The first African-American Vice President?

Just a thought. Would African-American voting patterns shift significantly if the Republicans became the first party to nominate a black Vice President?

No-one can blame black people who resent the fact that they have never had a chance to vote for a black candidate for national office in the general election.

In a TV interview this afternoon, Lawrence Eagleberger castigated Dick Cheney in surprisingly direct terms. The current VP is not a popular man. Eagleberger is hardly the first Republican unable to hide his displeasure.

Suppose Cheney left the ticket, citing health reasons, and Bush offered the spot to Condoleezza Rice. (Cheney could continue to run the country under the cover of some lesser office.)

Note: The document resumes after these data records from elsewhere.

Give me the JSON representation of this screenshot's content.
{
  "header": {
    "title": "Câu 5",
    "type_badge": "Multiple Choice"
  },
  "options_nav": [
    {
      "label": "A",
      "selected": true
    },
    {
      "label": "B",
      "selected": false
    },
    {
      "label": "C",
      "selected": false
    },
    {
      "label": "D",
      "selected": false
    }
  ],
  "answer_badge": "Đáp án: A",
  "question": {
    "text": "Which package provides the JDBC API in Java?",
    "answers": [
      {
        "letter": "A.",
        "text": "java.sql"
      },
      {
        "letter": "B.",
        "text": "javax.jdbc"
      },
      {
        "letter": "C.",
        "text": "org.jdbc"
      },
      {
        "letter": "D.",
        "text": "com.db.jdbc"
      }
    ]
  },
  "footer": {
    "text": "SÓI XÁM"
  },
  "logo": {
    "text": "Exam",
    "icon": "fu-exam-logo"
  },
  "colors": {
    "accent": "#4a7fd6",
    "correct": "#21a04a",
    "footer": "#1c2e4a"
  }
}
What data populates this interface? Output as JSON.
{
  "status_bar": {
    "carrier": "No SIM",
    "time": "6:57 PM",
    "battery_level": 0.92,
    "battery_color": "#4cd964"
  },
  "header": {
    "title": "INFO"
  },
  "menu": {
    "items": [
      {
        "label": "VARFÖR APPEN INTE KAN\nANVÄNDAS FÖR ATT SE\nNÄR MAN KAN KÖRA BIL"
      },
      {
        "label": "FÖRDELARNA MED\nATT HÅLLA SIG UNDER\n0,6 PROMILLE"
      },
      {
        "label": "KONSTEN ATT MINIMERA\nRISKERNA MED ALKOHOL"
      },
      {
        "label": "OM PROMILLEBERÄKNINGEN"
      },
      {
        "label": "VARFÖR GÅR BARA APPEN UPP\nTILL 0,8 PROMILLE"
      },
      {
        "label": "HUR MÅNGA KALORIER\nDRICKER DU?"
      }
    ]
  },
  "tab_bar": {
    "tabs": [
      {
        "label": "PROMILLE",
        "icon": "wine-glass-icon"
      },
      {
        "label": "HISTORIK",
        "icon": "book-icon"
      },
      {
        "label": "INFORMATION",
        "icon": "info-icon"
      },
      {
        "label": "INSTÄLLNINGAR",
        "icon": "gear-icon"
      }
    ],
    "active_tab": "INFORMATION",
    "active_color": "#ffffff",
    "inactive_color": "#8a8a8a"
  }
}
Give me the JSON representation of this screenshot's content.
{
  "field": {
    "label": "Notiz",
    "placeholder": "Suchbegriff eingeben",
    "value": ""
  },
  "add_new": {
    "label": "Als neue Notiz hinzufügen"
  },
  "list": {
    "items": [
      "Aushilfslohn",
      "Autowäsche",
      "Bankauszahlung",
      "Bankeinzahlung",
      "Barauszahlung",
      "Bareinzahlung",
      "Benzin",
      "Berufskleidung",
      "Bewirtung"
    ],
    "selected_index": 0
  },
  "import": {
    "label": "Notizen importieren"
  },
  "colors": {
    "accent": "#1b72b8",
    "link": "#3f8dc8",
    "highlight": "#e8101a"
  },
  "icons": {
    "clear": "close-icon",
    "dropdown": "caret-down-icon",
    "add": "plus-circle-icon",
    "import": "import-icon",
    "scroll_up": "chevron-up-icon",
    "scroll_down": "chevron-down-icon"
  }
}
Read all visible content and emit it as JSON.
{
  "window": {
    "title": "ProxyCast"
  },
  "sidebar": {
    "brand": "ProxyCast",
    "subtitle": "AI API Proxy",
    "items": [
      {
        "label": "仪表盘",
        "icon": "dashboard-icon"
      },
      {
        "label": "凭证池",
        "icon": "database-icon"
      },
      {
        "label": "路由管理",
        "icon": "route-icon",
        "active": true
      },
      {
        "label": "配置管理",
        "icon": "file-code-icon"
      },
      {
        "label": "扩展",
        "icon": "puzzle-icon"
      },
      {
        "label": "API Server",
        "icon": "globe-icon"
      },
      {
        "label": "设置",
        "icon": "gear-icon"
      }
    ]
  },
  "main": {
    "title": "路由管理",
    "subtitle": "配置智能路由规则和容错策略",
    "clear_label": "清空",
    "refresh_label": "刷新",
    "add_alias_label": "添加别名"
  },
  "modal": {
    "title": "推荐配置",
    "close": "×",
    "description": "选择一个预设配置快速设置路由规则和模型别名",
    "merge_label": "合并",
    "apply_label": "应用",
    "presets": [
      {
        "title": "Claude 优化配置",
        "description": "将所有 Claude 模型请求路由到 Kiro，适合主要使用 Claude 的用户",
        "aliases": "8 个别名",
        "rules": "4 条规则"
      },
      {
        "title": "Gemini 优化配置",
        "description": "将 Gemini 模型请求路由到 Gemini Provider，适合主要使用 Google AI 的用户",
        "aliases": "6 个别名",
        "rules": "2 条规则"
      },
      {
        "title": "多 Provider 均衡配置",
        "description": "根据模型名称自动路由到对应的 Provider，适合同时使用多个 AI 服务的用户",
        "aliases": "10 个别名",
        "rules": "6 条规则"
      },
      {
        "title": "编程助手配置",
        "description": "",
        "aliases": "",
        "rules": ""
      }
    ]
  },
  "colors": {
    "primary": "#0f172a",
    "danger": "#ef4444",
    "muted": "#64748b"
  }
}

Kerry, in an obvious counter-move, could choose Carol Moseley Braun. She doesn't help carry a state (Illinois is already solidly Democratic), but her presence on the ticket would probably create a sharp upsurge in black voter participation. Alas, the Susan Lindauer pseudo-scandal probably means Braun would cost the ticket more votes than she would bring.

My suspicion: If Republicans had a black VP nominee and the Democrats did not, voting patterns would not change to an overwhelming degree. But just enough African-American Democrats would cross party lines to keep (or rather put) Florida in the Bush column.